> For the complete documentation index, see [llms.txt](https://ai-os-and-trend-finder.gitbook.io/ai-os-and-trend-finder-docs/llms.txt). Markdown versions of documentation pages are available by appending `.md` to page URLs; this page is available as [Markdown](https://ai-os-and-trend-finder.gitbook.io/ai-os-and-trend-finder-docs/docs/sources/source-compliance-rss-news.md).
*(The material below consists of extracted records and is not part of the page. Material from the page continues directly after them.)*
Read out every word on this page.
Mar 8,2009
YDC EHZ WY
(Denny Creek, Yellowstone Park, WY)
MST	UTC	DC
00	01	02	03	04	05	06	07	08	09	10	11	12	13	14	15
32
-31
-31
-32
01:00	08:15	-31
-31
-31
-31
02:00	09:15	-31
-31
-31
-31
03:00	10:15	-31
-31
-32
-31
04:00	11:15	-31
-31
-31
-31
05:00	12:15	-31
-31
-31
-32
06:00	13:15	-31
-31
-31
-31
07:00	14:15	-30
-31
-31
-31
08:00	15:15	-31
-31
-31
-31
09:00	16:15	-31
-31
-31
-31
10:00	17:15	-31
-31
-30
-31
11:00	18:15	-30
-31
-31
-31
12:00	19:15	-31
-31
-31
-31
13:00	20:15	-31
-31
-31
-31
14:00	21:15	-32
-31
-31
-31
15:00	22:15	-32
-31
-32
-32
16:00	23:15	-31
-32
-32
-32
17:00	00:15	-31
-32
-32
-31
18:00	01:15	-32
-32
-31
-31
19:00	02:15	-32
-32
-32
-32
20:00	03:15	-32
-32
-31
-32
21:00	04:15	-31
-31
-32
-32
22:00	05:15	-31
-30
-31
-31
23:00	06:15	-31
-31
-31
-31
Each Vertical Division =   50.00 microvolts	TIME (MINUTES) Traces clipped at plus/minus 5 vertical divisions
# Source Compliance: RSS And News Feeds

> Implementation-time review completed 2026-05-17. Direct feed re-review completed 2026-06-14 for reviewed public feed URLs only. The Apify source declaration remains a reviewed fallback.

***

## Source Overview

| Field               | Value                                                                     |
| ------------------- | ------------------------------------------------------------------------- |
| Source Name         | RSS/news-style feeds                                                      |
| Format Reference    | <https://www.rssboard.org/rss-profile>                                    |
| Feed Terms          | Publisher-specific terms, robots guidance, and feed metadata              |
| Authentication      | None for public feeds unless publisher states otherwise                   |
| Data Format         | RSS/Atom XML from publisher; Apify Dataset JSON after Actor normalization |
| Trend Finder Status | Direct reviewed-feed adapter approved; Apify declaration remains fallback |
| Default Source ID   | `rss-ai-news`                                                             |

***

## Phase 06 Candidate Declaration

| Field                   | Value                                                                           |
| ----------------------- | ------------------------------------------------------------------------------- |
| Source ID               | `rss-ai-news`                                                                   |
| Primary Apify candidate | `xtech/feed-extractor`                                                          |
| Fallback candidate      | none recorded                                                                   |
| Validation status       | Fixture-backed and live tiny-validated on 2026-05-17; rerun is credential-gated |
| Direct adapter status   | Approved for reviewed public feed URLs with current-only item caps              |

***

## Terms and Use Boundary

RSS is a syndication format, not a universal license to republish all feed content. The RSS Best Practices Profile warns that missing copyright metadata does not make feed content public domain. Trend Finder may collect only compact metadata needed to link back to the publisher and rank a trend signal.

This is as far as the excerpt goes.